Internationale studenten
Vorig jaar nog kwamen veel studenten en medewerkers in opstand tegen het ontslag van expert sociale veiligheid Susanne Täuber. Van Berkel zegt dat hij vergelijkbare gevallen kent waar docenten ervoor kozen om het gevecht met de universiteit niet aan te gaan, zodat ze niet op zoek hoefden naar een andere baan. ‘De loopbaan van Täuber is abrupt ten einde gekomen in Groningen, en dat gebeurt vaker dan we ons realiseren.’
Ik denk niet dat Jouke de Vries een van de studenten in het kamp herkent
Een van de redenen dat de protesten niet zoveel weerklank meer vinden in de Nederlandse maatschappij, is dat er veel internationale studenten bij betrokken zijn en dat de leuzen vaak in het Engels zijn. ‘Daardoor zijn de protesten geïsoleerd’, denkt Van Berkel. Dat geldt ook voor de huidige pro-Palestijnse demonstraties.

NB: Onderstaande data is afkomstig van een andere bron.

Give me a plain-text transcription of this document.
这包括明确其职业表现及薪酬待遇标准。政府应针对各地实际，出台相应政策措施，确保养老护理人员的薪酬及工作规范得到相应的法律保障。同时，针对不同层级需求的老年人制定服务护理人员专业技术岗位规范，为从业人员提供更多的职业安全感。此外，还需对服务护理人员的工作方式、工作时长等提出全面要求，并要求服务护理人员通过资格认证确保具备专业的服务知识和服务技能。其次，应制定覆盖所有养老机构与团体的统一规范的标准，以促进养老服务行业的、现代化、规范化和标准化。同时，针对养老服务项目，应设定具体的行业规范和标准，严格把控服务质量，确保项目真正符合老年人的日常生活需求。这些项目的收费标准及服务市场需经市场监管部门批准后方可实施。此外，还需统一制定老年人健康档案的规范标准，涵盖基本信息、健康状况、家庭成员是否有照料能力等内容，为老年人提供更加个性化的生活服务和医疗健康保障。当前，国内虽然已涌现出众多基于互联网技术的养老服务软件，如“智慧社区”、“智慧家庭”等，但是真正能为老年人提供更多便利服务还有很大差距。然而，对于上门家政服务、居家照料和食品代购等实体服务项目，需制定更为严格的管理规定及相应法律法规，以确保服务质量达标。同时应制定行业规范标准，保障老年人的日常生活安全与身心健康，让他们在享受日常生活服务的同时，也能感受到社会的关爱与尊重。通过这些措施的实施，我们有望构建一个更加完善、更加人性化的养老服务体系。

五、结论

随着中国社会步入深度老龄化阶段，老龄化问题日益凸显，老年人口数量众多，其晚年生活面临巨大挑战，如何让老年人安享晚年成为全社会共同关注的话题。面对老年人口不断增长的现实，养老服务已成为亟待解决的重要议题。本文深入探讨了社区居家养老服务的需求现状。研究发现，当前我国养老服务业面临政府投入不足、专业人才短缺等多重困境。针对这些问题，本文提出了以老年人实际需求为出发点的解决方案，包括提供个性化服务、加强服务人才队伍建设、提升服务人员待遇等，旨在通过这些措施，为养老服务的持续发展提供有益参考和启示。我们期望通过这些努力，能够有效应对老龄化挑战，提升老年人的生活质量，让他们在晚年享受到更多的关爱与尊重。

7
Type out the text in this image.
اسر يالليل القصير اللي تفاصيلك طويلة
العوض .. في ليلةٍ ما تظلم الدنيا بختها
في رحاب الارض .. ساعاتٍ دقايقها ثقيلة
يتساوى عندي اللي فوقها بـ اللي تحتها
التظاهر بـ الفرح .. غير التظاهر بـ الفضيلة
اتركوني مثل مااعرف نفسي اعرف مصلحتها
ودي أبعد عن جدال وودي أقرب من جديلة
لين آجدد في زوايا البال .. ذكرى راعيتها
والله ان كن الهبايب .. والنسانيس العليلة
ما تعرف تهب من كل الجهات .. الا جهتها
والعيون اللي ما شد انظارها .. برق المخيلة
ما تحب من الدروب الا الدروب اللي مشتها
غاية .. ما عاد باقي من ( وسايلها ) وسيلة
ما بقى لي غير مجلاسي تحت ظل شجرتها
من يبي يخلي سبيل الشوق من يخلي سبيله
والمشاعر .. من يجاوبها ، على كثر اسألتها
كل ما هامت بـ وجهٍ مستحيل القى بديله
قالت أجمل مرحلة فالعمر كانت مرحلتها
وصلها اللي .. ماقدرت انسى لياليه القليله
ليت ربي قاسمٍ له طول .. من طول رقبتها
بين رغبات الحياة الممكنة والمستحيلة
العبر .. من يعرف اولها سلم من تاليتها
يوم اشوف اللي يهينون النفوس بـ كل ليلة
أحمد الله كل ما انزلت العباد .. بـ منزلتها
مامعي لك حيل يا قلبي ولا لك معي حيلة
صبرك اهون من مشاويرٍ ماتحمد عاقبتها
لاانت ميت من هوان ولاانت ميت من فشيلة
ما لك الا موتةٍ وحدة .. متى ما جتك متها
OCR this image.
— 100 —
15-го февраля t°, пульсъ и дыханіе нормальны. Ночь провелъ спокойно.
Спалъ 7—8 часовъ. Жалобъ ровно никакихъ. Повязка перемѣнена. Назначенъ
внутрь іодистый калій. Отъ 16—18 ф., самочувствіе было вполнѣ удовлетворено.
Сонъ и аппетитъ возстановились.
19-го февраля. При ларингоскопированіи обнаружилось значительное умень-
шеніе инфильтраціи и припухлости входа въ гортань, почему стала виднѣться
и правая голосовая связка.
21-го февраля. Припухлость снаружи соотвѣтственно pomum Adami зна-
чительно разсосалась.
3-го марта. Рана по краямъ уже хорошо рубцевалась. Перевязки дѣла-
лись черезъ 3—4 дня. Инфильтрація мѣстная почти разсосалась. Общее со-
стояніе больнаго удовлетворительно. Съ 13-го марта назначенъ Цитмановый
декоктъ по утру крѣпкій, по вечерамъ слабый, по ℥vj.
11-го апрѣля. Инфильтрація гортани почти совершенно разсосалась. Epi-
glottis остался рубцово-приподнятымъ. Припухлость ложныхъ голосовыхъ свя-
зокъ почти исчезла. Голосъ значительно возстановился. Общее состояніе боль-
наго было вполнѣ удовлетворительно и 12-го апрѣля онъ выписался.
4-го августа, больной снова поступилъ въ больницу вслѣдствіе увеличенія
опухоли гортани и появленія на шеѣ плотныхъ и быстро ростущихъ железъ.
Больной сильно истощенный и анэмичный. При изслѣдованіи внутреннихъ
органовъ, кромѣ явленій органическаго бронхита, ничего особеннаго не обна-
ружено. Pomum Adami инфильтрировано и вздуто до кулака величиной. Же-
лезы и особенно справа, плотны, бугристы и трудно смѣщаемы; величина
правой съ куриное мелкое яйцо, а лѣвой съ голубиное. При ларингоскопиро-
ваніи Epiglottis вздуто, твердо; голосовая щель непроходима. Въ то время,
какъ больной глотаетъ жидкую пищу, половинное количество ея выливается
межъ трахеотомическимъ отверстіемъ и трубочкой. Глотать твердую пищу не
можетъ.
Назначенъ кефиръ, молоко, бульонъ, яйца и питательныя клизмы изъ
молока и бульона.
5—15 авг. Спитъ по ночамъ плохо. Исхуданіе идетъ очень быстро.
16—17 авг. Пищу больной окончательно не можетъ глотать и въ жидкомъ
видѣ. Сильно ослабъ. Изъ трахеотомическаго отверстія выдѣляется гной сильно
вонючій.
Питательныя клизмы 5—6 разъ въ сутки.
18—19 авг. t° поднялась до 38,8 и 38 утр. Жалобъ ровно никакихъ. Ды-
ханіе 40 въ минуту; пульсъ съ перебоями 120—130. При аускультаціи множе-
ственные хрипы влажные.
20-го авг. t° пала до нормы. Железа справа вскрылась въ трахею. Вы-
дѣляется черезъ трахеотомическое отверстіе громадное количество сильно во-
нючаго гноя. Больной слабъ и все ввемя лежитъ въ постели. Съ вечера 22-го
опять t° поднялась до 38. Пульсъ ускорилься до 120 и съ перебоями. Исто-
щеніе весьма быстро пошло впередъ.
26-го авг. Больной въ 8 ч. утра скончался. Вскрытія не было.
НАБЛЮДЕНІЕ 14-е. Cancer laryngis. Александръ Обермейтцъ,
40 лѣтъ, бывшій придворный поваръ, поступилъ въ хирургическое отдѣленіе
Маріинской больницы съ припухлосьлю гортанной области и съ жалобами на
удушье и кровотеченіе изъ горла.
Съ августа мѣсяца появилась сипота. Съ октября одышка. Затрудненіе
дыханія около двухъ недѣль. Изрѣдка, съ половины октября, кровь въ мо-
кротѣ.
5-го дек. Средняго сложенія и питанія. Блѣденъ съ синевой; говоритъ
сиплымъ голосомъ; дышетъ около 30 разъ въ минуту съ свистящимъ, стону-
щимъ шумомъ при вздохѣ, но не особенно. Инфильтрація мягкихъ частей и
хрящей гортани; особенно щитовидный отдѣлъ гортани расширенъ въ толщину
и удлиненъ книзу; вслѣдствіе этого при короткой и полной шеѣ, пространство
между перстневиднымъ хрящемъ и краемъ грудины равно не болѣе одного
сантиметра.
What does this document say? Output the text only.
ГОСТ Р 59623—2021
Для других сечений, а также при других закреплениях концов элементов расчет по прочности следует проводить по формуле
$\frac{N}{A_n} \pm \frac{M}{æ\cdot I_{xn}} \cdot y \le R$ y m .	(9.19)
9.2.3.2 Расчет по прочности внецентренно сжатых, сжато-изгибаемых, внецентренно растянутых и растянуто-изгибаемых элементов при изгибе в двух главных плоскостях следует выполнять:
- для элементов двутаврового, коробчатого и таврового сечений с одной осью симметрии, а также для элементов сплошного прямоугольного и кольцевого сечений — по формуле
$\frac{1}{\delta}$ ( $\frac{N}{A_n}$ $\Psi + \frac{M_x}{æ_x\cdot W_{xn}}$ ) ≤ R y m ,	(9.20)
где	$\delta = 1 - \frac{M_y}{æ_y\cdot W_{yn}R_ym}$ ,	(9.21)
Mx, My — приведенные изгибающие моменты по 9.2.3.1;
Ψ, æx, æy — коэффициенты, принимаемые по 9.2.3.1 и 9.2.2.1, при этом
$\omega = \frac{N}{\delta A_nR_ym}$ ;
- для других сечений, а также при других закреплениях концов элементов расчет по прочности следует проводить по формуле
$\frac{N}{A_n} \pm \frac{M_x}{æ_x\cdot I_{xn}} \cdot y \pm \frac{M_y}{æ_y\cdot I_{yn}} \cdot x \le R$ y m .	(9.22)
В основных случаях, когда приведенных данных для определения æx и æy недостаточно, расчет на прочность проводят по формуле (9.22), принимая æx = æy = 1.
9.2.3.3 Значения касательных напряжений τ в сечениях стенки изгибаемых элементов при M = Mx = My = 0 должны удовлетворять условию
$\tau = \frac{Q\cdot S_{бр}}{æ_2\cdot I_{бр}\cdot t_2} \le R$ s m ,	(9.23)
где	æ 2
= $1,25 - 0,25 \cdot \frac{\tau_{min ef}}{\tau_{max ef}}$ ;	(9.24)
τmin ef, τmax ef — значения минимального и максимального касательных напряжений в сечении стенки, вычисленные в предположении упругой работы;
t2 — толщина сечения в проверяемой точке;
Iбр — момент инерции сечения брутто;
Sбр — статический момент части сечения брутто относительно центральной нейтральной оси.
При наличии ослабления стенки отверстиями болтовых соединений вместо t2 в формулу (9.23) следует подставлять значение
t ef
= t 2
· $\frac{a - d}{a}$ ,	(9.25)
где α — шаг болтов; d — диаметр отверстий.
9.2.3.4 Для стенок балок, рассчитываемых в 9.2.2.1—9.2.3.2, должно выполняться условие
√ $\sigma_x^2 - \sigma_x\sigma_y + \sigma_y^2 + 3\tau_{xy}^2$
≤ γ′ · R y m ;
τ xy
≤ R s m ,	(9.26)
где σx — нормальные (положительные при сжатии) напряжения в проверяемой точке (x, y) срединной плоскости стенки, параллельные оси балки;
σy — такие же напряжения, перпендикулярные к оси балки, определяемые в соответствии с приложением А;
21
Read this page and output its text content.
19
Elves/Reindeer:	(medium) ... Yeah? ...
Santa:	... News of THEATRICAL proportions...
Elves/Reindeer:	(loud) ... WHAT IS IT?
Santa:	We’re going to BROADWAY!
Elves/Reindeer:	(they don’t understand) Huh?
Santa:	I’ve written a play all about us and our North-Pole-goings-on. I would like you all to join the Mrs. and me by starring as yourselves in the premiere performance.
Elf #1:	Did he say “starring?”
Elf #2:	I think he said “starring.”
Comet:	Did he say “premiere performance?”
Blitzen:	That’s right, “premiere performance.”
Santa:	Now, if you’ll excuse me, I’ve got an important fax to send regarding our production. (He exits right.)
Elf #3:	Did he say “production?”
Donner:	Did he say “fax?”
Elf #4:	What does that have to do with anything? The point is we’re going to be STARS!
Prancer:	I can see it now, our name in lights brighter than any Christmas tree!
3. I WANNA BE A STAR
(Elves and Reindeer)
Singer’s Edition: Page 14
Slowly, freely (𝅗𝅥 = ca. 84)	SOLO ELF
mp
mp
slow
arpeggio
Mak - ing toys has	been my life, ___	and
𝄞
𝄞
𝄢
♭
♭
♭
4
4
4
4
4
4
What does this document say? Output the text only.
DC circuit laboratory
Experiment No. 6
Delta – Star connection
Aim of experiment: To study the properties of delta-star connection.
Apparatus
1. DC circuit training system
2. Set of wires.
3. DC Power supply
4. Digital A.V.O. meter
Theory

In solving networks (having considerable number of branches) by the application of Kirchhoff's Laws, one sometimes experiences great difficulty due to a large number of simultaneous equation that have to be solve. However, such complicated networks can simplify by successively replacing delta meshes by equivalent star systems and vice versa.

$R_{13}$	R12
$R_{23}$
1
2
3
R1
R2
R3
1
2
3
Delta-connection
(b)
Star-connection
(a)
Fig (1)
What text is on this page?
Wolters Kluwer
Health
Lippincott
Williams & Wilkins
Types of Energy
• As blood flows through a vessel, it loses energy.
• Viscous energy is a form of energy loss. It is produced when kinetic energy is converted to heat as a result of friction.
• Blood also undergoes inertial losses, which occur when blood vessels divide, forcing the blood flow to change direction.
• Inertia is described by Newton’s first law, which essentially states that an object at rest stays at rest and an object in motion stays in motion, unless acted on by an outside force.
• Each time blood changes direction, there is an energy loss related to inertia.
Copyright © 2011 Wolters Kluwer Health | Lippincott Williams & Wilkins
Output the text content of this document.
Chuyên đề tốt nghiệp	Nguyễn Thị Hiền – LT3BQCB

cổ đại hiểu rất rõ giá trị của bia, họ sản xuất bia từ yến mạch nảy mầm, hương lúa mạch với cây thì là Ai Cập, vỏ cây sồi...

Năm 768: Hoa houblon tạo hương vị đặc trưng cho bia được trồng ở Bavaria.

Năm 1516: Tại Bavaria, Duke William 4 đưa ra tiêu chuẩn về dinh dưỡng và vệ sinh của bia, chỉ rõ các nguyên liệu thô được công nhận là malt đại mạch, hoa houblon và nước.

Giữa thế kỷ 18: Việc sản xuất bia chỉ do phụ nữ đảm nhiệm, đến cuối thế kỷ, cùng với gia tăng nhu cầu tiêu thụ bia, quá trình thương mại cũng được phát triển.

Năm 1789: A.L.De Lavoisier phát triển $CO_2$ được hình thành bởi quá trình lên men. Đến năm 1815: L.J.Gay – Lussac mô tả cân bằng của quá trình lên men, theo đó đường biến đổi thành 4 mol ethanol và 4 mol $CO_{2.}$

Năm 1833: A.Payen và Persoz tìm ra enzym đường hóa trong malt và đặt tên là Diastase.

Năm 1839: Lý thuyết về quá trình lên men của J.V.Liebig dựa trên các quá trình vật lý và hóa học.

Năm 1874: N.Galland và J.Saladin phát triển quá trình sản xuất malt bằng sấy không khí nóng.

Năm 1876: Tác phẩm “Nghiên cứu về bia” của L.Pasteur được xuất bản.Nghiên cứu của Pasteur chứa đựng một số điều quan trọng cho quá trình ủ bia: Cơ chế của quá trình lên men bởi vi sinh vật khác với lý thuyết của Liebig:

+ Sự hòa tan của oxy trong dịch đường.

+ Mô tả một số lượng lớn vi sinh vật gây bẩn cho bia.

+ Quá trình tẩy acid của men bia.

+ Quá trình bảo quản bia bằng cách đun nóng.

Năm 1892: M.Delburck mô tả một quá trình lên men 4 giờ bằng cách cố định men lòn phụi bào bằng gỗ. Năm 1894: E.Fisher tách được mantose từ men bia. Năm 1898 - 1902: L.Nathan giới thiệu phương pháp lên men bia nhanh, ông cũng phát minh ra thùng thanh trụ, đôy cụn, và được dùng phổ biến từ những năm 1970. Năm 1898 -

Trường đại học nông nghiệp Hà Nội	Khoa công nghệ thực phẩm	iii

Een andere reden is het pro-Israëlische sentiment in Nederland. ‘De grootste partij op dit moment staat vierkant achter Israël en wil niets weten van Palestina als land en van de Palestijnen.’ En dan is er nog de toegenomen vijandigheid jegens internationals in de politiek die het de studenten lastig maakt.
Geen persoonlijke band
Vergeleken met vroeger is de communicatie tussen de demonstranten en het universiteitsbestuur ook minder goed. ‘Er was zeker meer openheid in de gesprekken’, herinnert Van Berkel zich.
Maar dat veranderde al in de jaren negentig. ‘Ik denk niet dat Jouke de Vries een van de studenten in het kamp herkent. Er is geen persoonlijke band tussen de studenten en het bestuur meer.’
Om structurele veranderingen binnen de universiteit te bewerkstelligen, is een studentenprotest alleen niet genoeg. Daar heb je ook de medewerkers voor nodig, stelt Van Berkel. En hoewel er officieel negentig medewerkers zijn die het kamp steunen, denkt hij dat dit er in verhouding tot het totale aantal medewerkers niet genoeg zijn om het verschil te maken.
En zelfs als de studenten winnen en de universiteit tegemoet komt aan hun eis om de banden met Israël te verbreken, is het echte probleem, de oorlog tegen de Palestijnen, daar niet mee ten einde. ‘Verandering kost veel tijd, en die hebben studenten niet.’